Don Trubshaw is a co-founder of the website Societal Values. He has a PhD in the philosophy and sociology of education and teaches in Higher Education.

3 comments

  1. This is an interestingly confused observation: “the exorbitant rise in energy costs, the imposition of increasing travel costs and restrictions, the insatiable demand for information and the inflationary rises in the price of food can be seen indirectly as an attack on freedom and solidarity and the creation of a dependent and compliant populace, something governments came to particularly appreciate during the pandemic lockdowns”.

    Energy, travel, data and food are all *private* properties: Shell is private, the train companies are not owned by the British people, Facebook and Twitter harvest your data and hold it as a private property and the supermarkets are private companies and the effects you object to are caused by their private owners not the government which has rendered itself powerless to do anything about it.

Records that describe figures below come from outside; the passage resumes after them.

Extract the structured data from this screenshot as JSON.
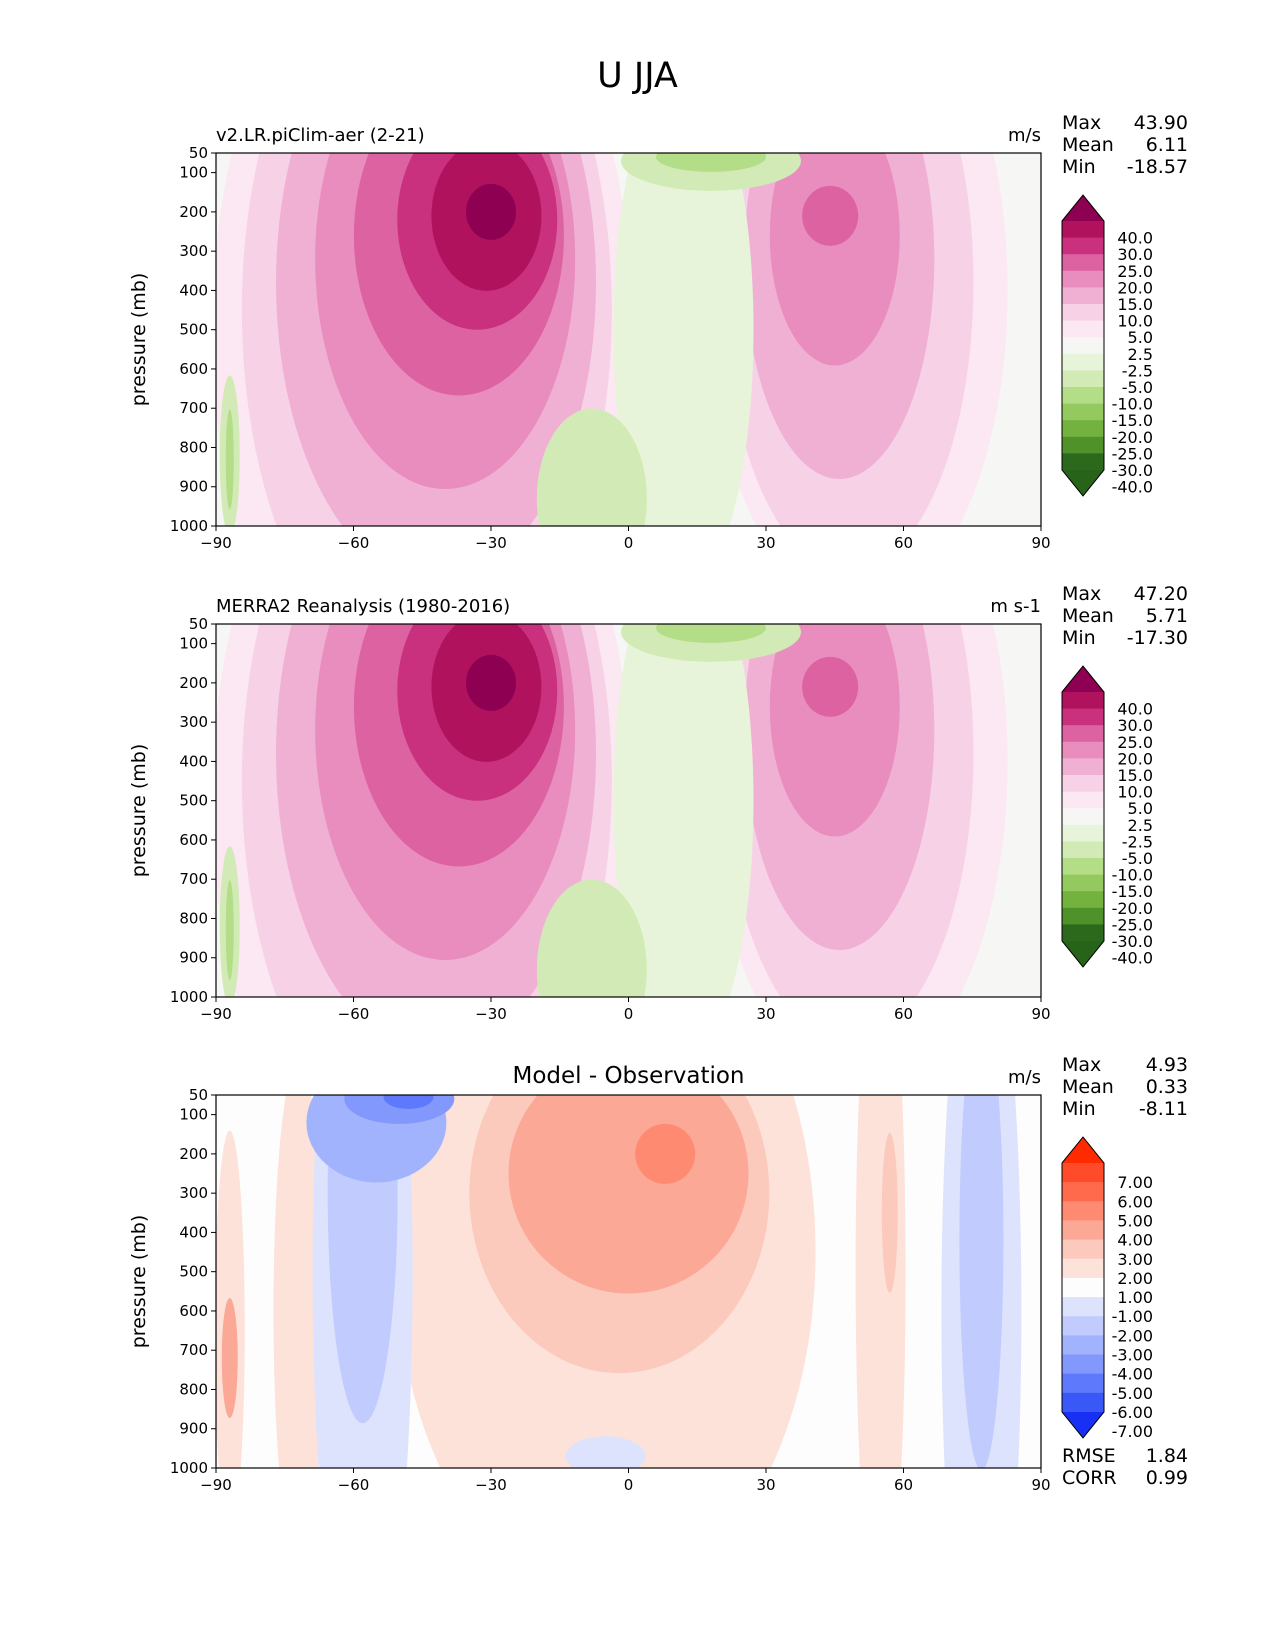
{
  "page": {
    "title": "U JJA"
  },
  "chart_data": [
    {
      "type": "heatmap",
      "title": "v2.LR.piClim-aer (2-21)",
      "units": "m/s",
      "xlabel": "",
      "ylabel": "pressure (mb)",
      "xlim": [
        -90,
        90
      ],
      "ylim": [
        1000,
        50
      ],
      "xticks": [
        "−90",
        "−60",
        "−30",
        "0",
        "30",
        "60",
        "90"
      ],
      "yticks": [
        "50",
        "100",
        "200",
        "300",
        "400",
        "500",
        "600",
        "700",
        "800",
        "900",
        "1000"
      ],
      "stats": [
        {
          "label": "Max",
          "value": "43.90"
        },
        {
          "label": "Mean",
          "value": "6.11"
        },
        {
          "label": "Min",
          "value": "-18.57"
        }
      ],
      "colorbar": {
        "labels": [
          "40.0",
          "30.0",
          "25.0",
          "20.0",
          "15.0",
          "10.0",
          "5.0",
          "2.5",
          "-2.5",
          "-5.0",
          "-10.0",
          "-15.0",
          "-20.0",
          "-25.0",
          "-30.0",
          "-40.0"
        ],
        "colors": [
          "#8e0152",
          "#b0125e",
          "#c9307e",
          "#dd62a2",
          "#e88dbd",
          "#f0b0d4",
          "#f7d2e7",
          "#fbe8f2",
          "#f6f6f4",
          "#e7f4d9",
          "#d2ebb6",
          "#b3dd86",
          "#94c95f",
          "#74b23f",
          "#4f922a",
          "#2d691d",
          "#276419"
        ]
      },
      "features": [
        {
          "kind": "jet",
          "lat": -30,
          "p": 200,
          "max": 43.9
        },
        {
          "kind": "jet",
          "lat": 45,
          "p": 200,
          "max": 25
        },
        {
          "kind": "easterly",
          "lat": 15,
          "p": 70,
          "min": -18.57
        },
        {
          "kind": "easterly",
          "lat": -10,
          "p": 900,
          "min": -8
        },
        {
          "kind": "easterly",
          "lat": -88,
          "p": 800,
          "min": -12
        }
      ]
    },
    {
      "type": "heatmap",
      "title": "MERRA2 Reanalysis (1980-2016)",
      "units": "m s-1",
      "xlabel": "",
      "ylabel": "pressure (mb)",
      "xlim": [
        -90,
        90
      ],
      "ylim": [
        1000,
        50
      ],
      "xticks": [
        "−90",
        "−60",
        "−30",
        "0",
        "30",
        "60",
        "90"
      ],
      "yticks": [
        "50",
        "100",
        "200",
        "300",
        "400",
        "500",
        "600",
        "700",
        "800",
        "900",
        "1000"
      ],
      "stats": [
        {
          "label": "Max",
          "value": "47.20"
        },
        {
          "label": "Mean",
          "value": "5.71"
        },
        {
          "label": "Min",
          "value": "-17.30"
        }
      ],
      "colorbar": {
        "labels": [
          "40.0",
          "30.0",
          "25.0",
          "20.0",
          "15.0",
          "10.0",
          "5.0",
          "2.5",
          "-2.5",
          "-5.0",
          "-10.0",
          "-15.0",
          "-20.0",
          "-25.0",
          "-30.0",
          "-40.0"
        ],
        "colors": [
          "#8e0152",
          "#b0125e",
          "#c9307e",
          "#dd62a2",
          "#e88dbd",
          "#f0b0d4",
          "#f7d2e7",
          "#fbe8f2",
          "#f6f6f4",
          "#e7f4d9",
          "#d2ebb6",
          "#b3dd86",
          "#94c95f",
          "#74b23f",
          "#4f922a",
          "#2d691d",
          "#276419"
        ]
      },
      "features": [
        {
          "kind": "jet",
          "lat": -30,
          "p": 200,
          "max": 47.2
        },
        {
          "kind": "jet",
          "lat": 45,
          "p": 200,
          "max": 25
        },
        {
          "kind": "easterly",
          "lat": 15,
          "p": 70,
          "min": -17.3
        },
        {
          "kind": "easterly",
          "lat": -10,
          "p": 900,
          "min": -7
        },
        {
          "kind": "easterly",
          "lat": -88,
          "p": 800,
          "min": -12
        }
      ]
    },
    {
      "type": "heatmap",
      "title": "Model - Observation",
      "units": "m/s",
      "xlabel": "",
      "ylabel": "pressure (mb)",
      "xlim": [
        -90,
        90
      ],
      "ylim": [
        1000,
        50
      ],
      "xticks": [
        "−90",
        "−60",
        "−30",
        "0",
        "30",
        "60",
        "90"
      ],
      "yticks": [
        "50",
        "100",
        "200",
        "300",
        "400",
        "500",
        "600",
        "700",
        "800",
        "900",
        "1000"
      ],
      "stats": [
        {
          "label": "Max",
          "value": "4.93"
        },
        {
          "label": "Mean",
          "value": "0.33"
        },
        {
          "label": "Min",
          "value": "-8.11"
        }
      ],
      "metrics": [
        {
          "label": "RMSE",
          "value": "1.84"
        },
        {
          "label": "CORR",
          "value": "0.99"
        }
      ],
      "colorbar": {
        "labels": [
          "7.00",
          "6.00",
          "5.00",
          "4.00",
          "3.00",
          "2.00",
          "1.00",
          "-1.00",
          "-2.00",
          "-3.00",
          "-4.00",
          "-5.00",
          "-6.00",
          "-7.00"
        ],
        "colors": [
          "#ff2a00",
          "#ff4b2a",
          "#ff6a4c",
          "#ff8a72",
          "#fca896",
          "#fccabd",
          "#fde2da",
          "#fdfdfd",
          "#dde3fd",
          "#c1cbfd",
          "#a2b3fd",
          "#8298fc",
          "#5e79fb",
          "#3a57f8",
          "#1730f3"
        ]
      },
      "features": [
        {
          "kind": "positive",
          "lat": 0,
          "p": 250,
          "max": 4.93
        },
        {
          "kind": "negative",
          "lat": -50,
          "p": 60,
          "min": -8.11
        },
        {
          "kind": "negative",
          "lat": -58,
          "p": 350,
          "min": -4
        },
        {
          "kind": "negative",
          "lat": 77,
          "p": 450,
          "min": -3
        },
        {
          "kind": "positive",
          "lat": -87,
          "p": 720,
          "max": 4
        }
      ]
    }
  ]
}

    Furthermore, energy, transport, information and food are fundamental goods. You can’t use your car or heat your home without them. Small businesses cannot function without them. But they are held as private property giving their owners not only power over themselves but also the rest of us – making us dependent on them.

    Your opening quote from Marx is a misquotation (and a misattribution). That sentence actually reads “In this sense, the theory of the Communists is….” because it’s just been explained that it’s not about abolishing the private property of the small trader or the fruits of someone’s labour. Rather Marx & Engels were drawing attention to the power of those who own and control things like energy, transport, information and land. But you don’t need to read or agree with Marx and Engels to see how those who have converted the common resources of the nation into their private property (and got you to defend their right to do so) have underinvested in the UK for decades, and taken the wealth out of the country. Compare with Norway, say, where oil wealth has been saved for the benefit of the nation – but you probably think that’s tyranny!

    1. Steve, thanks for your comments. Point taken; the choice of examples was a little scattergun, but they were intended to illustrate a sense I have that governments are gradually seeking to undermine individual autonomy and dissident voices and using economic and legal means to do that. Even if they are not doing that deliberately, their failure to ensure individual empowerment and the right of holding government to account is an indication of incompetence which amounts to much the same thing, which is clear from the energy policies that most Western countries have followed. Norway and the state of Alaska have both invested their oil revenues in benefits for their populations, which is admirable, as this bolsters the power of individuals. I have made an argument in favour of private property, which benign and competent government (in representative democracy) should favour. That is not an argument for neoconservative oligopolies and crony capitalism, which is what we are seeing today.
      Regarding Marx, I checked several versions of this. Even if it was taken out of context, that was certainly how it was interpreted by Communist parties around the world. Look at the process of collectivisation in the Soviet Union in the 1920s which Lenin unleashed a wave of persecution and execution of smallholder peasants (Kulaks) and the expropriation of their land.

    2. Power does not accrue to the holders of assets or goods on which others depend unless they have exclusive control, as governments tend to when industries such as energy, transport or education are nationalised. Data is an interesting issue as big tech companies like Amazon and Google appear to have developed effective monopolies but not in a manner which falls foul of any existing monopolies legislation. Investment banking is another similarly problematic area which governments have sought to address, albeit not altogether adequately.

      But historically there has always been a small number of economic areas where the market did not provide an adequate check on powerful players, as was noted by Adam Smith. This is not and never has been a reason to abandon the market mechanism as the best basis we have found to ensure efficient and fair production and distribution of most goods and services.